I Know Link-Fu

I have more things to write about than time to write them in. Hooray!

So, whilst I vainly strive to catch up with a few of my goals, what are other people on the Network doing these days?

First, Happy Jihad’s House of Pancakes hosts the 82nd Skeptic’s Circle.

Then, Martin Rundkvist discovers what a Wikipedian edit war is like, the poor fellow. Which reminds me: one of my ideas for a semi-regular feature I want to try on this blag is a “Friday Wikipedia Woo” series. The “Human Design System” article I wrote about before has been deleted, but sadly, there’s always plenty more where that came from. (If you want to hunt for it yourself, I suggest starting with what links to the “quantum” page.) Give people a free encyclopedia they can edit themselves, and you’ll wake up to find it’s been turned into an advertising service. Sigh.

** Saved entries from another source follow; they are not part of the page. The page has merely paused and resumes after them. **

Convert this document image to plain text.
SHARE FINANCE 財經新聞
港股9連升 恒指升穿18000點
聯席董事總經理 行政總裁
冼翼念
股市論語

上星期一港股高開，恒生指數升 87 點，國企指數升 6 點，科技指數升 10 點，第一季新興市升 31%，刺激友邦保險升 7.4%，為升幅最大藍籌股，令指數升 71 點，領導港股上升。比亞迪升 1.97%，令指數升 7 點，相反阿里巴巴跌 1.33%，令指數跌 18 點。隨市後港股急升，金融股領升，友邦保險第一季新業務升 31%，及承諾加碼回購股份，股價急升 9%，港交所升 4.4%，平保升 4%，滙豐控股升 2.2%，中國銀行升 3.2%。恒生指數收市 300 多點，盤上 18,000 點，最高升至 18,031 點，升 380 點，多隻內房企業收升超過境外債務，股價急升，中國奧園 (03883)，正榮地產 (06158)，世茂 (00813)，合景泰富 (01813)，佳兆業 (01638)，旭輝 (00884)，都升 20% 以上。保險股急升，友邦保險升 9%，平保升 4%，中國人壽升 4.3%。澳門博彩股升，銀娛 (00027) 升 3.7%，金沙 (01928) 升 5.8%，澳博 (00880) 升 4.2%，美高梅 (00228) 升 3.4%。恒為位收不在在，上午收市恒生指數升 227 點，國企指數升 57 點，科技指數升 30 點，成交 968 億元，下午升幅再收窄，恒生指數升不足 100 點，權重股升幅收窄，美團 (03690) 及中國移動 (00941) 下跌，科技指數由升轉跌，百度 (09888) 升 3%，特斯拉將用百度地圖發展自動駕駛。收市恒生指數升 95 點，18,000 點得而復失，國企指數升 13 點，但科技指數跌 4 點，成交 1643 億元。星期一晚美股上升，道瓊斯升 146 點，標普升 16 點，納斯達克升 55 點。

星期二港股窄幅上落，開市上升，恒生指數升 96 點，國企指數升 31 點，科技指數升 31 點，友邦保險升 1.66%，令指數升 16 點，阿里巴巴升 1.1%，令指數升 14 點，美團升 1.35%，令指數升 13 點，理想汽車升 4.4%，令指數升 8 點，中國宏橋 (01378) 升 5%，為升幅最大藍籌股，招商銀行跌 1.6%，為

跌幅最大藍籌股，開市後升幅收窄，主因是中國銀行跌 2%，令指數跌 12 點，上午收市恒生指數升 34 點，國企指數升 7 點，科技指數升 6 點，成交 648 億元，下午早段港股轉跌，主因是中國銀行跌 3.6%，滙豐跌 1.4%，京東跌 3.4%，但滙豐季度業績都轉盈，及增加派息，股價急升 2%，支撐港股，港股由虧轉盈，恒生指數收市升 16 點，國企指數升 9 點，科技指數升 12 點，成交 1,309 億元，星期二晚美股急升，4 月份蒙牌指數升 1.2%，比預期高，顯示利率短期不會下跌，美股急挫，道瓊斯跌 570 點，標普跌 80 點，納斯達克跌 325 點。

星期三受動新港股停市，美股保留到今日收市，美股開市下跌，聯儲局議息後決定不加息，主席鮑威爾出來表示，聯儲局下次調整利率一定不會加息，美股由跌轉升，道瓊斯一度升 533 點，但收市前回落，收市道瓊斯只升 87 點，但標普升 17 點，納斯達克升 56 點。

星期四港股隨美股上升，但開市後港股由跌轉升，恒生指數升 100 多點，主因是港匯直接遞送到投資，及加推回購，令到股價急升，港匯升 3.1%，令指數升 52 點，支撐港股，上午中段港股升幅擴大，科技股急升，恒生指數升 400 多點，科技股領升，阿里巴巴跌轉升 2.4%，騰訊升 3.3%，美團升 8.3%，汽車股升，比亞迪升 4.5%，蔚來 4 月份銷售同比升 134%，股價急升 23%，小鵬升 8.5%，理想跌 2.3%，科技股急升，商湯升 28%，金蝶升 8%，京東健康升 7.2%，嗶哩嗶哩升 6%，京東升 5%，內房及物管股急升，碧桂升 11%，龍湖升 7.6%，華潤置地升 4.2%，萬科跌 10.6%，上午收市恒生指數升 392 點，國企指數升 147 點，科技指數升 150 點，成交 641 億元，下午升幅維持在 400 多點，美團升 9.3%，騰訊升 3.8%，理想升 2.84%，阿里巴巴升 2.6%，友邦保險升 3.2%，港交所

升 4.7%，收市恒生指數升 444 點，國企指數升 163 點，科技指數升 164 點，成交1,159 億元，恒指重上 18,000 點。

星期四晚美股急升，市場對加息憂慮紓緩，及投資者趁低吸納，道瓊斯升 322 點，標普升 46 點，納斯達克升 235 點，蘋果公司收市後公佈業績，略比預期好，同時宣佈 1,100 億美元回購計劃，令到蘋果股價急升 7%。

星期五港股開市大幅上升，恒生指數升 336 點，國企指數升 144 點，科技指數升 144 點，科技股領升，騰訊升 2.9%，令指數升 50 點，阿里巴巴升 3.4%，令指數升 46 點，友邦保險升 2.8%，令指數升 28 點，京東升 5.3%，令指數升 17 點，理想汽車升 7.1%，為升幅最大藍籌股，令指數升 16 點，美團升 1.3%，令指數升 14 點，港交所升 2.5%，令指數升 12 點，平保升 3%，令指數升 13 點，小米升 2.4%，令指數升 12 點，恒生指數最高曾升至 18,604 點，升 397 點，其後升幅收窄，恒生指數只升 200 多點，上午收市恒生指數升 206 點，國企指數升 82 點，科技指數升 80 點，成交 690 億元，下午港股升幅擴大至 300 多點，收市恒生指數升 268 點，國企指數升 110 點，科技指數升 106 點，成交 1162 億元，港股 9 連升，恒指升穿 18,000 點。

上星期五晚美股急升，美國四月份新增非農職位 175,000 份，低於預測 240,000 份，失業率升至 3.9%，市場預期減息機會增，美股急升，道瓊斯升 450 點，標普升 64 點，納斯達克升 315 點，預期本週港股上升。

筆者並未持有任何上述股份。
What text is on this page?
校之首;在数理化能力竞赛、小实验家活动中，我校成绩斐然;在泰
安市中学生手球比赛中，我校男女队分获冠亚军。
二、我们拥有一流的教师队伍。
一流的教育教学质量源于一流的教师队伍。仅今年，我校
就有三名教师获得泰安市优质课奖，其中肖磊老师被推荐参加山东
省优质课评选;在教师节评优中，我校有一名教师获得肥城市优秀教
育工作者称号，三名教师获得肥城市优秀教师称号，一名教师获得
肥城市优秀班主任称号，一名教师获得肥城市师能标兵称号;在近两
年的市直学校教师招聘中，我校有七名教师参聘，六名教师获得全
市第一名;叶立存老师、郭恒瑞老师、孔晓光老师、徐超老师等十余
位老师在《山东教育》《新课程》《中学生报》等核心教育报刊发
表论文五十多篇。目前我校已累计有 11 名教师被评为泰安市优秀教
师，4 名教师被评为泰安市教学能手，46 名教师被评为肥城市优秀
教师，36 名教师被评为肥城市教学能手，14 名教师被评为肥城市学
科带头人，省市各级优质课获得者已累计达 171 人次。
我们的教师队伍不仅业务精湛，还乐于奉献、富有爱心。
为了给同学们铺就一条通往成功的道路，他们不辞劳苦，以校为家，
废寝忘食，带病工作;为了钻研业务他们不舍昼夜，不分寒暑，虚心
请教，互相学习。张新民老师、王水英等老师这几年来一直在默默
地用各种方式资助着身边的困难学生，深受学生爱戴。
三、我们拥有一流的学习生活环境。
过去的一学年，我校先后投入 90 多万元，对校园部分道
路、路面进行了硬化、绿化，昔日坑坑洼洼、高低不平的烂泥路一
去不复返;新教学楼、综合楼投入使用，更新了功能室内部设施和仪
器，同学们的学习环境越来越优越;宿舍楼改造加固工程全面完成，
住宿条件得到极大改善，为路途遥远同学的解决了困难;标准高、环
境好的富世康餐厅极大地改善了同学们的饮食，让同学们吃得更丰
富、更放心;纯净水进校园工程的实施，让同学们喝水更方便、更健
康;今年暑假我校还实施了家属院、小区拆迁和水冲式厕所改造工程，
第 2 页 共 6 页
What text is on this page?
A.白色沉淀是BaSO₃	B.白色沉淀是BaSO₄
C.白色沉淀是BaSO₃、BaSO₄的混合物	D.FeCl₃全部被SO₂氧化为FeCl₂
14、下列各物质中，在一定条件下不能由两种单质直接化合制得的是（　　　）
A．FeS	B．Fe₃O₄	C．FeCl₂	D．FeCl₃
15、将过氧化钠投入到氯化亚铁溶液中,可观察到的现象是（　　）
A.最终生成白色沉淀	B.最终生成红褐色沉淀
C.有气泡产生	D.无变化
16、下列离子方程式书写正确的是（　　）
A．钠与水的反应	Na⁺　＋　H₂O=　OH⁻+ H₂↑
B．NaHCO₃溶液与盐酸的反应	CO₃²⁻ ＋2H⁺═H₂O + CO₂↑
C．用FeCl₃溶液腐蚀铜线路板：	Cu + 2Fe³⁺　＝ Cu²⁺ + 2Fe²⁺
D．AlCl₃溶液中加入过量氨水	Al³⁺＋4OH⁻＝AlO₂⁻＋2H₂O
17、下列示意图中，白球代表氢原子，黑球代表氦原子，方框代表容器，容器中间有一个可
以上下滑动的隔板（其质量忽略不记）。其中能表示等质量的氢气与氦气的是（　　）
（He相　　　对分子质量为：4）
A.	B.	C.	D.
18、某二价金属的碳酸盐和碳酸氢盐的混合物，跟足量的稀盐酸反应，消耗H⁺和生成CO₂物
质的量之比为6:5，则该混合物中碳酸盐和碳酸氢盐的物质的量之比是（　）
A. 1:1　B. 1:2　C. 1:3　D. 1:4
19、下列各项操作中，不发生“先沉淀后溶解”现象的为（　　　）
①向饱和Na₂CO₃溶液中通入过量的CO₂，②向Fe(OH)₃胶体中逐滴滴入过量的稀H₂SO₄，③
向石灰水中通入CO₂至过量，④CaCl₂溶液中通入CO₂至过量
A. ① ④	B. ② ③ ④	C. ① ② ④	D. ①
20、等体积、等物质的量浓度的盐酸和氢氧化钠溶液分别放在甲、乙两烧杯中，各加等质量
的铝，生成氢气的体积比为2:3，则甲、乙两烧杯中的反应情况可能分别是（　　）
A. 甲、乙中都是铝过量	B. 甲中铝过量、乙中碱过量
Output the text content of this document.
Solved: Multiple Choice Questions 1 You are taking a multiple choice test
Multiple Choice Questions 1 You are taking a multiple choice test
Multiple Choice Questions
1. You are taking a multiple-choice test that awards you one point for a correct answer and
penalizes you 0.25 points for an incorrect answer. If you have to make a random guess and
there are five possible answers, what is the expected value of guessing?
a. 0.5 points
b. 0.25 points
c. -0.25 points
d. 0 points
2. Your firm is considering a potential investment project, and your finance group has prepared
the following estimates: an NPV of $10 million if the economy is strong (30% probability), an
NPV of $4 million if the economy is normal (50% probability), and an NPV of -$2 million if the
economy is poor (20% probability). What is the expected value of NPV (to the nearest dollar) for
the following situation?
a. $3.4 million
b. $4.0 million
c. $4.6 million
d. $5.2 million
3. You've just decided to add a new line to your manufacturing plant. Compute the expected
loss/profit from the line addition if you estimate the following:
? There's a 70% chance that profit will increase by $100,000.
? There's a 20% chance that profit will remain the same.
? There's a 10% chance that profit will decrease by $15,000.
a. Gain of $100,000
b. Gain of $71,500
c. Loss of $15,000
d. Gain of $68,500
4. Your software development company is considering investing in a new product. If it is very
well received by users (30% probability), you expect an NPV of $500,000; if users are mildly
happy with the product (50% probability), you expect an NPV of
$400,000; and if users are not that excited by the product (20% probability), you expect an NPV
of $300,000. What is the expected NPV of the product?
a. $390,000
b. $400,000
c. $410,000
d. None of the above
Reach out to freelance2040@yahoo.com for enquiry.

Elsewhere, Russell Blackford has spelled out his own version of Dawkins’s “Ultimate 747” gambit. Go forth and discuss! Talking of “gambits” naturally makes me think about chess. “White opened with the Blackford Variation on the Dawkins 747. . . .” Maybe chess fiend Jason Rosenhouse can extend the analogy further — recently, he’s put up a couple interesting posts, too.

Meanwhile, a review of Michael Shermer’s new book, The Mind of the Market (2008), prompted Tyler DiPietro to say a few words of his own. Expect more from that quarter in the future (and hang around for a bonus rant of mine in the comments).

Brian Switek has been keeping up an astonishing output, on tapirs and monkeys and hermit crabs, among other things. And then Abbie describes how some viruses which infect bacteria carry genes which the viruses themselves don’t need, but which are helpful to the bacteria they infect.

Life is pretty ^%$)(&@ weird, isn’t it? Fortunately, Masala Skeptic has a few appropriate swear words to use when it all gets too much.

4 thoughts on “I Know Link-Fu”

  1. I’ve read Martin’s blog entry on the subject, and all the discussion on the talk page of Falun Gong, and I think he’s totally in the wrong. He’s inserting poorly sources weasel words into an article’s lede and protesting when people revert his edits. They explain their position based on Wikipedia policy, he says they’re ganging up on him because they’re pro-Falun-Gong. He seems to think that because the article as written now is biased and crappy, inserting more crap with the opposite bias will counteract it.

    Sorry to dump all this on you, but I’ve not really interacted with Martin before, save a brief bit when he commented on my thoughts about the Sandy Szwarc affair.

  2. It looks like the discussion on the aforelinked Talk page is still going on — yikes. It looks like at least one editor refuses to accept James Randi as a “reliable source” (back when I was an active Wikipedian, even the JREF website would have been a “reliable source” for what James Randi thinks, and being that the man himself is unquestionably “notable,” a statement to that effect would have been legitimate).

    And I love this bit:

    This is exactly the problem with many so-called “sceptics”: by adhering to a secular materialist worldview, they assume their word to be the fundamental Truth of the Matter, imagine that their competence extends to each and every subject and ontological area, and believe that only they can tell what these things are genuinely all about.

    Crank the woo up to 11 and let the special pleading raise the roof!

    There’s a phenomenon known as “wikilaywering” — basically blasting hot air about WP policies until you get your way. If you don’t like a source, assert that it is not “reliable,” and so forth. (It goes without saying that you always complain about the mote in the other fellow’s eye rather than the redwood in your own.) I’m getting a lot of that from the Talk page arguments. . . it reminds me of why I got out of there. I don’t think Martin is entirely in the wrong — “Informative, referenced additions is what I have in mind,” he says, so at least his heart’s in the right place — although it sounds like he’s received a baptism-of-fire with regard to WP’s referencing policies.

    Towards the end, other voices were joining the discussion, so it may be getting more reasonable.

  3. Thanks for the links. I didn’t intend to write so much this week; the questions about tapirs bothered me enough to do something about it, and the other two papers just caught my eye and I decided to go with it. Now I just have to keep things up over spring break…

  4. I’m glad to send whatever traffic I can in your direction. The amount of Blogging on Peer-Reviewed Research you’ve managed to produce is pretty darn impressive!

    (I’ve got a post at the top of the stack, almost ready for release, which might help me hold my head a little higher, but I need to trundle over to the library and re-find the books I had originally taken notes from, so I can cut the chances I’ll be making stupid mistakes.)